Think of that two-part request again "They Kingdom come, thy will be done." I used to think of God's will being done as if it was a passive acquiescent acceptance of whatever we got, assuming that what we got was the will of God, that it was a request for passive acceptance of that. But that's not what I think now, I think it's a request that God's will be done by us because I don't think it makes any sense to think that would happen "on Earth as it is in heaven," in our frame of reference by any other means. It's a request for the grace to do what's right strong enough to convince us or compel us or get us to do that so as to make life into a new Eden, this time us not falling into temptation and into the evil that the later theories of atonement theologically fit in with theories about the crucifixion of Jesus.
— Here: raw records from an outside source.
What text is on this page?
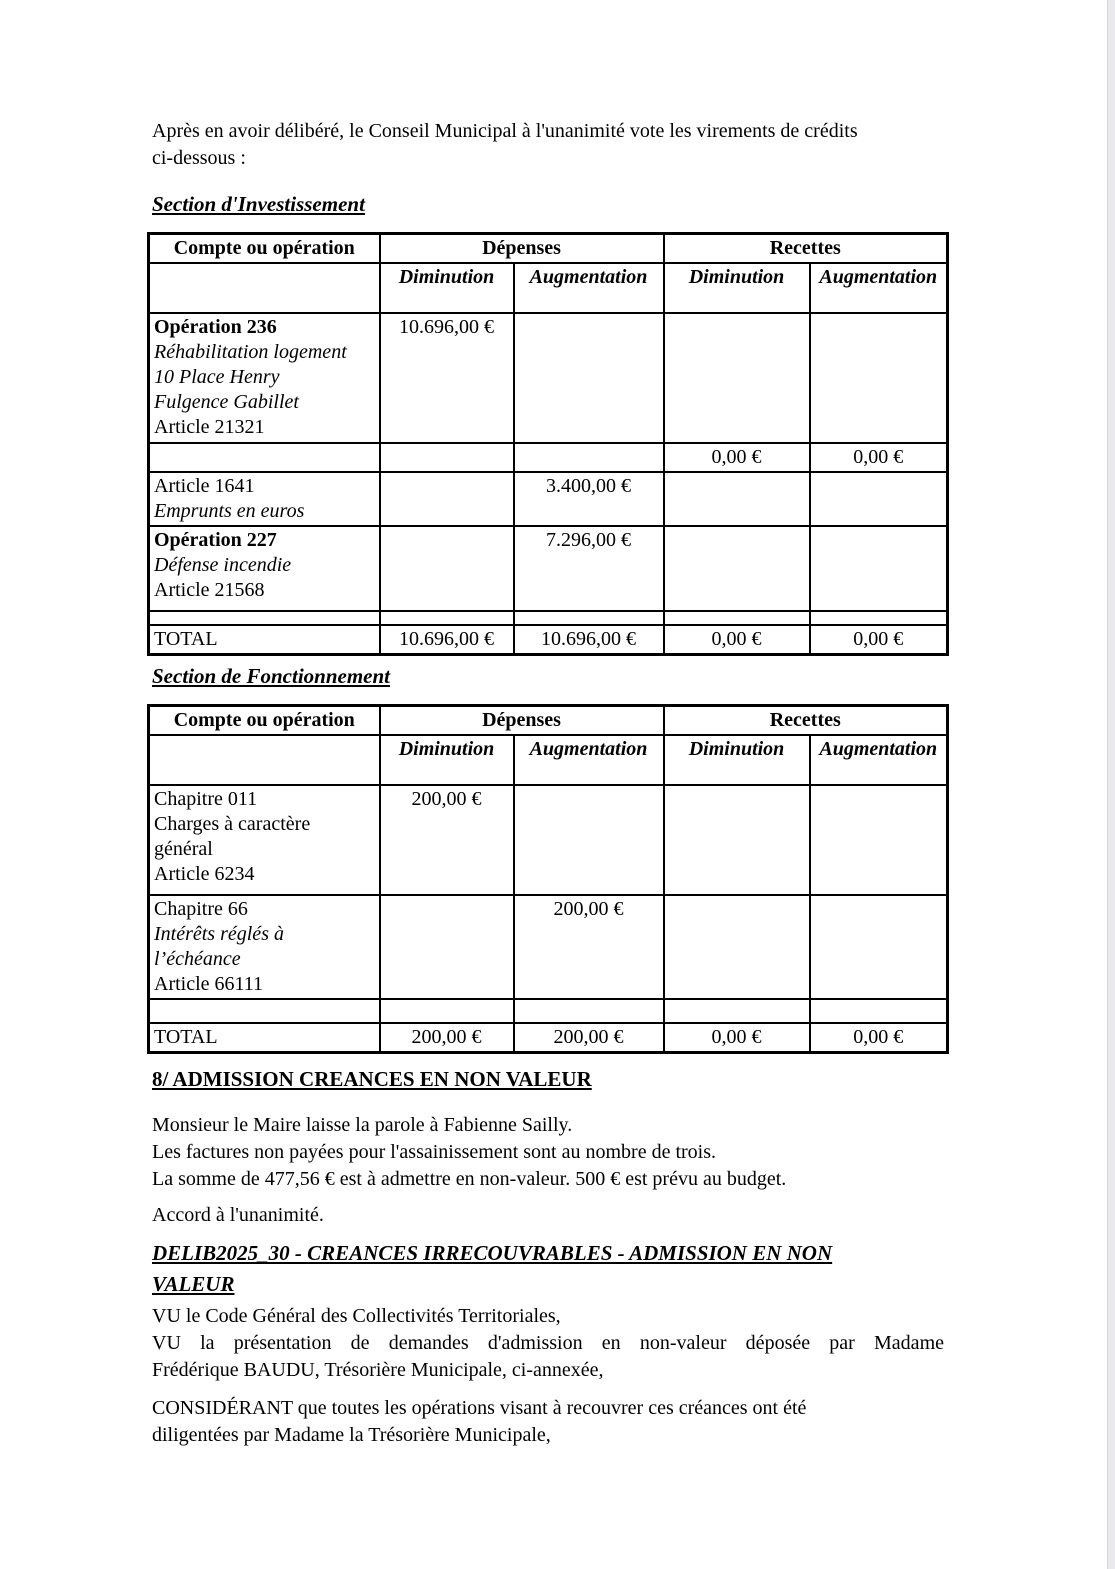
Après en avoir délibéré, le Conseil Municipal à l'unanimité vote les virements de crédits
ci-dessous :

Section d'Investissement
Compte ou opération	Dépenses		Recettes	
	Diminution	Augmentation	Diminution	Augmentation

Opération 236
Réhabilitation logement
10 Place Henry
Fulgence Gabillet
Article 21321	10.696,00 €			
			0,00 €	0,00 €

Article 1641
Emprunts en euros		3.400,00 €		

Opération 227
Défense incendie
Article 21568		7.296,00 €		

TOTAL	10.696,00 €	10.696,00 €	0,00 €	0,00 €
Section de Fonctionnement
Compte ou opération	Dépenses		Recettes	
	Diminution	Augmentation	Diminution	Augmentation

Chapitre 011
Charges à caractère
général
Article 6234	200,00 €			

Chapitre 66
Intérêts réglés à
l’échéance
Article 66111		200,00 €		

TOTAL	200,00 €	200,00 €	0,00 €	0,00 €
8/ ADMISSION CREANCES EN NON VALEUR

Monsieur le Maire laisse la parole à Fabienne Sailly.
Les factures non payées pour l'assainissement sont au nombre de trois.
La somme de 477,56 € est à admettre en non-valeur. 500 € est prévu au budget.

Accord à l'unanimité.

DELIB2025_30 - CREANCES IRRECOUVRABLES - ADMISSION EN NON
VALEUR

VU le Code Général des Collectivités Territoriales,
VU la présentation de demandes d'admission en non-valeur déposée par Madame
Frédérique BAUDU, Trésorière Municipale, ci-annexée,

CONSIDÉRANT que toutes les opérations visant à recouvrer ces créances ont été
diligentées par Madame la Trésorière Municipale,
Going back to what I said above, just getting allegedly educated Americans to get vaccinated so their unvaccinated Covid-ridden selves won't destroy the medical system and get other people killed shows just how ambitious a request that is.
The prayer that Jesus gives us in Luke and Matthew would be a great gift even if it was imperfectly realized in life. Worth anything I've ever gotten for Christmas, worth more than all of what anyone's going to unwrap today put together. The idea of it, the idea that it is a possibility has done a lot to make me happier even in my pessimistic expectations of what human evil and human folly and stupidity get us for governance and human behavior, now. Even if I never see it much happen in my lifetime, the idea that it might be possible or even that the less ambitious results of the triad of fidelity that Walter Brueggemann talked about in the lecture I've been transcribing for us might be possible. A gift card from Amazon wouldn't do for me what just thinking about that does.
Maybe I'll write about "forgive us our wrongs as we forgive those who wrong us," during Lent. Though, as it's tied to us forgiving those who wrong us, the size of that request should be even clearer. But it's Christmas so for now I'll let you meditate on that as you will.